Ambiente

Cooperativa indígena desafia máfia de alimentos na Amazônia

Felipe Corona

Em Cacoal (RO)

Uma cooperativa agrícola de uma pequena aldeia indígena na Amazônia desafia as máfias que controlaram há décadas a exploração e comercialização de alimentos na região.

Com a criação, em outubro, da Cooperativa de Produção e Desenvolvimento Indígena Paiter (Coopaiter), que permite a comercialização de alimentos sem a intervenção de terceiros, e a expulsão de madeireiros, em novembro, a aldeia Nabecob Abalakiba começou a ser ameaçada.

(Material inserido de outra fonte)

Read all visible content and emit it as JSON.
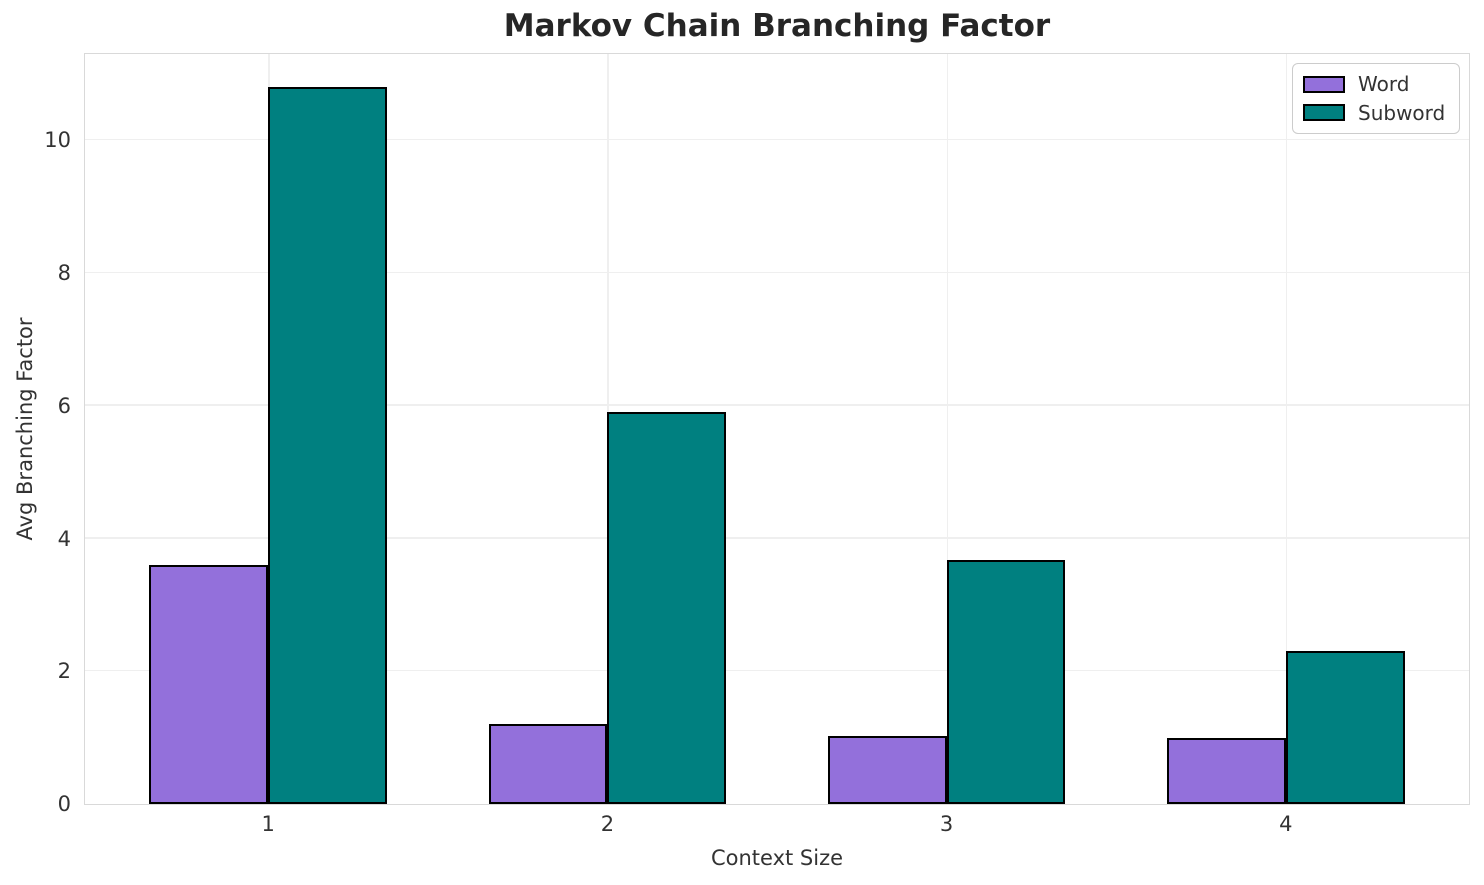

Depois do confronto entre indígenas e madeireiros expulsos, homens armados supostamente a mando dos invasores atacaram Naraimi Suruí, filho do cacique Anine, e sua esposa, Elisângela Dell-Armelina Suruí, eleita educadora do ano no Brasil, que lideram a cooperativa e saíram ilesos do ataque.

Cacoal, a 485 quilômetros de Porto Velho, é o único município de Rondônia onde os indígenas participam do Programa de Aquisição de Alimentos (PAA) do Governo Federal.

Na aldeia Nabecob Abalakiba, a 45 quilômetros do centro de Cacoal, 20 famílias da etnia Paiter-Suruí comercializam através do PPA produtos cultivados por eles mesmos, como bananas, café, mandioca e castanha.

Beethoven Delano / Efe
Casas na aldeia Nabecob Abalakiba, em Cacoal, Rondônia

O estímulo à agricultura familiar, sob parâmetros de desenvolvimento sustentável, gera mensalmente para essas famílias indígenas aproximadamente R$ 6 mil.

"O que sentimos no trabalho do PAA é a valorização da nossa produção e buscamos melhorar a qualidade. Nós temos várias aldeias dentro do PAA: a aldeia Lobó, a Lapetanha e a Nabecob Abalakiba. É um início do nosso mercado", disse Naraimi Suruí, um dos coordenadores do programa.

Entre os produtos vendidos pelos Suruí ao governo, que são destinados a alimentar comunidades carentes em todo o país, há cinco variedades de banana.

A aldeia também produz outros alimentos para consumo próprio, como amendoim, amêndoas, batatas, laranjas e tangerinas.

Com a organização adquirida através da cooperativa, as aldeias pretendem, além de melhorar a qualidade dos seus alimentos, conseguir melhores preços e evitar os "atravessadores", como são conhecidos os intermediários que antes ficavam com a maior parte dos lucros da produção agrícola indígena.

"Acredito muito que podemos nos fortalecer, e na união do trabalho, porque nós somos um povo que precisa de fortalecimento no trabalho e com o desenvolvimento sustentável", comentou Lana Suruí, uma das encarregadas da colheita de castanhas.

"A cooperativa vem reforçar tudo aquilo que nós estamos precisando" e, com o passar do tempo, "vai trazer um futuro melhor para os nossos filhos", apontou Lana.

Beethoven Delano/ Efe
Homem trabalha no cultivo de milho em terras indígenas da etnia Paiter Suruí, em Cacoal

O surgimento da cooperativa se deu meses depois de uma série de ações das autoridades para desmantelar uma rede de pecuaristas e fazendeiros acusados de provocar grande parte do desmatamento na floresta amazônica.

Em 2016, a Polícia Federal deteve os supostos líderes de uma máfia acusada de falsificar títulos de terras e desmatar 300 quilômetros quadrados de floresta no Pará com o propósito de extrair madeira de forma ilegal e depois converter essas áreas em pastos para gado e cultivos de soja e arroz.

A operação, que descobriu sete empresas de fachada para encobrir os crimes ambientais e a formação de um cartel, foi organizada após denúncia apresentada no Ibama por indígenas da região que acusaram os pecuaristas de invadir suas terras.